Climate change, climatic disasters, and adaptation techniques: learnings from the lowlands of Nepal
Keywords:Adaptation strategies, Impact, Landuse change, Livelihood, Terai
Nepal is experiencing inevitable consequences of changing climate. Rural communities are badly suffering from these implications. Meanwhile, the rural communities are trying to acclimatize through small–scale adaptation efforts. This study aims to analyze changes in temperature and rainfall trends, identify major climatic disasters, and document current adaptation measures being adopted by rural communities. For this study, we randomly selected 220 households from a total of 4,282 Households, and seven key informants for the questionnaire survey within the study area. Meteorological data from the nearest station were used to analyze changes in temperature and rainfall trends. The study revealed that both mean annual maximum and minimum temperature increased by 0.063 °C/year and 0.072° C/year respectively, between 1991 and 2020. Similarly, mean annual rainfall increased by 12.329 mm/year. Floods, droughts, landslides, hailstorms, and forest fires were major climate disasters experienced by the locals.
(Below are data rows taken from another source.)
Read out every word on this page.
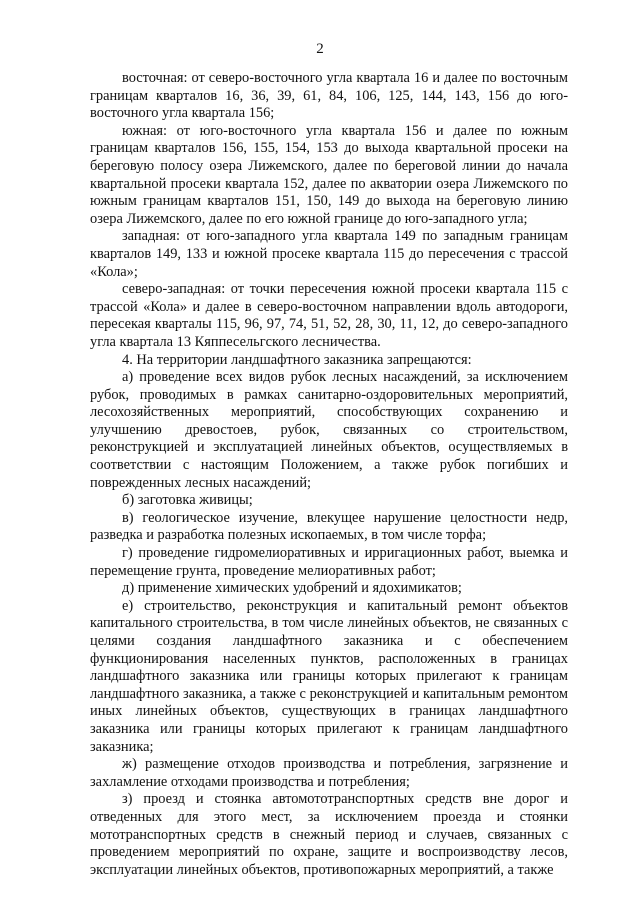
2

восточная: от северо-восточного угла квартала 16 и далее по восточным границам кварталов 16, 36, 39, 61, 84, 106, 125, 144, 143, 156 до юго-восточного угла квартала 156;

южная: от юго-восточного угла квартала 156 и далее по южным границам кварталов 156, 155, 154, 153 до выхода квартальной просеки на береговую полосу озера Лижемского, далее по береговой линии до начала квартальной просеки квартала 152, далее по акватории озера Лижемского по южным границам кварталов 151, 150, 149 до выхода на береговую линию озера Лижемского, далее по его южной границе до юго-западного угла;

западная: от юго-западного угла квартала 149 по западным границам кварталов 149, 133 и южной просеке квартала 115 до пересечения с трассой «Кола»;

северо-западная: от точки пересечения южной просеки квартала 115 с трассой «Кола» и далее в северо-восточном направлении вдоль автодороги, пересекая кварталы 115, 96, 97, 74, 51, 52, 28, 30, 11, 12, до северо-западного угла квартала 13 Кяппесельгского лесничества.

4. На территории ландшафтного заказника запрещаются:

а) проведение всех видов рубок лесных насаждений, за исключением рубок, проводимых в рамках санитарно-оздоровительных мероприятий, лесохозяйственных мероприятий, способствующих сохранению и улучшению древостоев, рубок, связанных со строительством, реконструкцией и эксплуатацией линейных объектов, осуществляемых в соответствии с настоящим Положением, а также рубок погибших и поврежденных лесных насаждений;

б) заготовка живицы;

в) геологическое изучение, влекущее нарушение целостности недр, разведка и разработка полезных ископаемых, в том числе торфа;

г) проведение гидромелиоративных и ирригационных работ, выемка и перемещение грунта, проведение мелиоративных работ;

д) применение химических удобрений и ядохимикатов;

е) строительство, реконструкция и капитальный ремонт объектов капитального строительства, в том числе линейных объектов, не связанных с целями создания ландшафтного заказника и с обеспечением функционирования населенных пунктов, расположенных в границах ландшафтного заказника или границы которых прилегают к границам ландшафтного заказника, а также с реконструкцией и капитальным ремонтом иных линейных объектов, существующих в границах ландшафтного заказника или границы которых прилегают к границам ландшафтного заказника;

ж) размещение отходов производства и потребления, загрязнение и захламление отходами производства и потребления;

з) проезд и стоянка автомототранспортных средств вне дорог и отведенных для этого мест, за исключением проезда и стоянки мототранспортных средств в снежный период и случаев, связанных с проведением мероприятий по охране, защите и воспроизводству лесов, эксплуатации линейных объектов, противопожарных мероприятий, а также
The adverse impact perceived were loss of crop yield, decrease in water availability, an increase of mosquitoes, and a decline in sightings of the birds and waterfowls in the area. Embankment construction along rivers, changing cropping patterns and cultivation time, forest protection, and maintaining home gardens were major adaptation measures being practiced by the locals. We believe the findings of this study will be helpful for policymakers to develop strategies and programs for communities that will promote resilience against climate– induced disasters at a local level in the lowlands of Nepal.